Isso vai ao encontro de uma reflexão recorrente feita pelo Luide, um streamer que, como eu, adora moda, falar de coisas da vida e fazer chacota da direita. Em muitos momentos, alguns de seus seguidores vem até ele com questionamentos sobre como lidar com seus pais, especialmente quando a configuração familiar é de um filho é de esquerda e os pais de direita: são relatos que vão de piadinhas a ultimatos que desgastam por completo algumas relações.
Dias antes dessas reflexões se conectarem na minha mente, já havia me lembrado com mágoa - de novo - de uma série de episódios pessoais da minha vida. Quando eu era mais nova, tive vários embates, em especial com meu pai (que é extremamente amoroso, mas igualmente enxerido e invasivo). Precisei firmar minha posição a ele e minha mãe, sem recuar ou ser gentil. Precisei mostrar que ali havia um indivíduo adulto e que, apesar de dever respeito, não devia satisfação nem iria corresponder a expectativas criadas unicamente na cabeça deles.
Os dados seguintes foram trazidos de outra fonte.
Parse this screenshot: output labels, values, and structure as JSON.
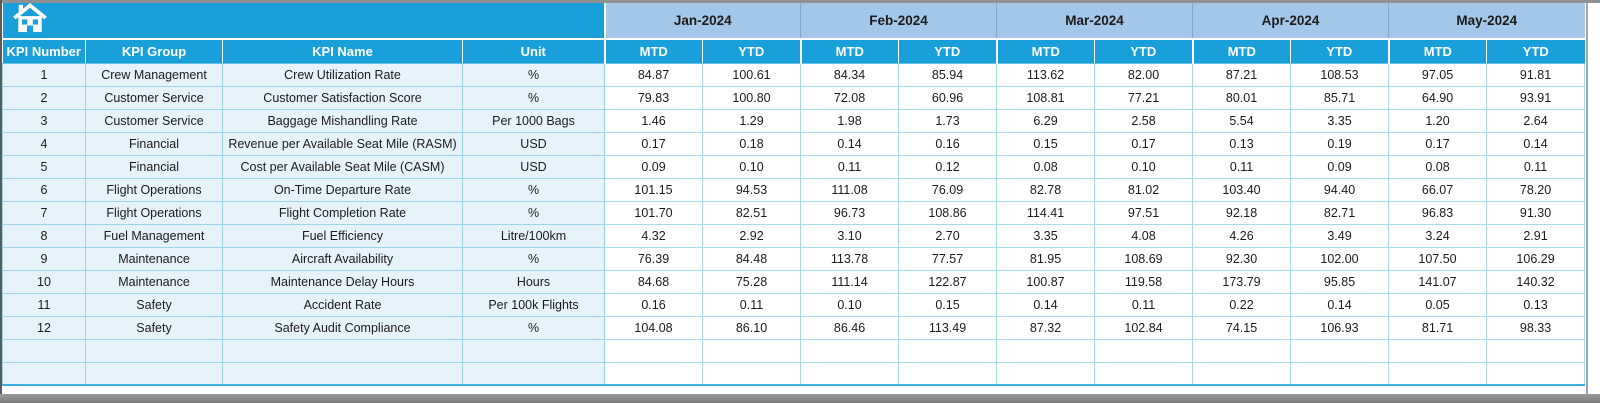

Mudamos muitas vezes de casa. Nunca tive um canto só meu, sempre dividi o quarto ou com os irmãos ou, posteriormente, só com a irmã. Essa era uma das maiores angústias da pessoa individualista aqui. Em um determinado momento, meu pai confismou a chave do nosso quarto, impedindo aquele resquício de privacidade e direito que tínhamos de, pelo menos, poder trancar a porta de vez em quando.
Numa falha grotesca de comunicação, ele não informou o motivo do confisco: a porta estaria com problemas? A chave emperrava? Ou ele só queria poder controlar mais as filhas?
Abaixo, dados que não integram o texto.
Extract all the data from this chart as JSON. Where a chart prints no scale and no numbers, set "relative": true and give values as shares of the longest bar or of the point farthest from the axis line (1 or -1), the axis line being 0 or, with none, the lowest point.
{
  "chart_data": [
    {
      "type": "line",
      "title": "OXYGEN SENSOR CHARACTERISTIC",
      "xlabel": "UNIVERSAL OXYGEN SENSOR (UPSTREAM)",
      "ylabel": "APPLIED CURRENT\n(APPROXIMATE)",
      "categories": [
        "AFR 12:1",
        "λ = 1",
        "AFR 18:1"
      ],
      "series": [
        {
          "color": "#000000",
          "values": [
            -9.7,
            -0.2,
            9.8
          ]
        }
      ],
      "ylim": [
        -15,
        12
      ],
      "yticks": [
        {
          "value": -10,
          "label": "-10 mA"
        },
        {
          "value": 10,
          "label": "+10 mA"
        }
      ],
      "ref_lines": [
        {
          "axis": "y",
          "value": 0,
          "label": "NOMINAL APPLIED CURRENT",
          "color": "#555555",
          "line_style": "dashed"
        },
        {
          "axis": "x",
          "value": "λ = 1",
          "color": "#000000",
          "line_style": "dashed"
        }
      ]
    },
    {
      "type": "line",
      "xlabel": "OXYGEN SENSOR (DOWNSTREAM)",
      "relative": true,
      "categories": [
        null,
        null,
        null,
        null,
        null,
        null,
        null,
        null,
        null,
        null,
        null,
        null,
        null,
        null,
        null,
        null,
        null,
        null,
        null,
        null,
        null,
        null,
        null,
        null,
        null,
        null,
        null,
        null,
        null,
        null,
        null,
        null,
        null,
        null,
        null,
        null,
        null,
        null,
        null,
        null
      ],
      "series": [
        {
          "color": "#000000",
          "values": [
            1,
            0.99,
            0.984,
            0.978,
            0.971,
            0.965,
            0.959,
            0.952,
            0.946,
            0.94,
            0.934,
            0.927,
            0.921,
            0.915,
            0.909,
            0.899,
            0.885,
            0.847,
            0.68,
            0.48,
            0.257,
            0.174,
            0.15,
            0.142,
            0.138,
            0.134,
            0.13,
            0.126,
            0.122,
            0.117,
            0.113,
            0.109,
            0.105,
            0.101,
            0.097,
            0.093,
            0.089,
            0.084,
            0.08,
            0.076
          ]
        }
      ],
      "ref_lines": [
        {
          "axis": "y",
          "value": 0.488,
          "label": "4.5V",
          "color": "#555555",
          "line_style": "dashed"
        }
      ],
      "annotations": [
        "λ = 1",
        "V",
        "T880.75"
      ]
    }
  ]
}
Em casa, se deu a terceira guerra mundial: pedi a chave de volta, tretamos muito feio e foi a única vez em que recuei para que não houvesse um rompimento definitivo da nossa relação. Ali, se fez mais forte a vontade de ter um canto meu e me preservar. Ali, Rita Lee começou a fazer parte da minha trilha sonora.
Para completar, alguns meses depois deste episódio recebi um textão muy amigo de aniversário na internet, com um termo que ecoa na minha cabeça até hoje. Minha mãe disse, entre outras coisas, que eu era cruel. Sim, cruel. Apesar de tantos elogios, essa palavra me marcou como uma das maiores ofensas recebidas na minha vida, não só por ter vindo dela, mas também pela palavra utilizada.
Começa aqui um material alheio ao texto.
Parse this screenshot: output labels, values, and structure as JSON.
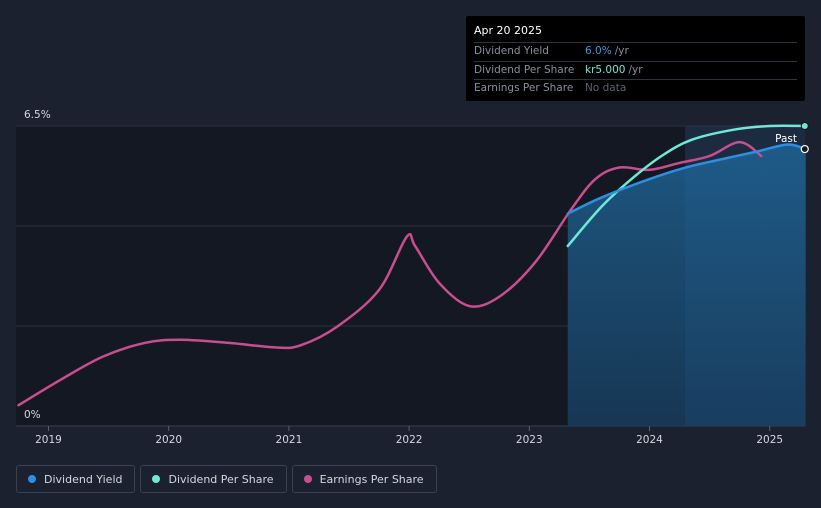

Nunca manifestei minha insatisfação diretamente, apesar de não me faltar vontade. Mas sabemos que cruel é quem maltrata animais, quem usa as pessoas, quem é desumano, quem se satisfaz com o mal. E sei que ela utilizou a palavra pra resumir um ano em que tivemos constantes embates.
Após ver tantas reflexões de pessoas que passaram por coisas parecidas comigo, me sinto orgulhosa. Ainda que a palavra me doa e me persiga, é o início do fim de um estigma. A filha cruel era só uma jovem adulta tentando ter sua privacidade. A filha cruel é só alguém que conquistou sua independência muito antes de ter se mudado. A filha cruel é só aquela que vai orgulhar apenas nas coisas que escolher se orgulhar, e não naquelas coisas que os pais esperam. A filha cruel é só aquela que exigia respeito.
Num apartamento perdido na cidade
Na medida do impossível tá dando pra se viver. E estar todos os dias nessa parte arborizada da zona norte é muito especial.
No apartamento cinquenta e quatro, entendi que me mudar foi uma conquista imensa e que me trouxe muito aprendizado, mas que eu já havia cortado o cordão umbilical muito antes.
No apartamento cinquenta e quatro, posso me dar ao luxo de,tal qual Rita Lee, não falar com ninguém, não saber da vida de ninguém nem querer que ninguém saiba da minha.
No apartamento cinquenta e quatro, ninguém confisca minhas chaves.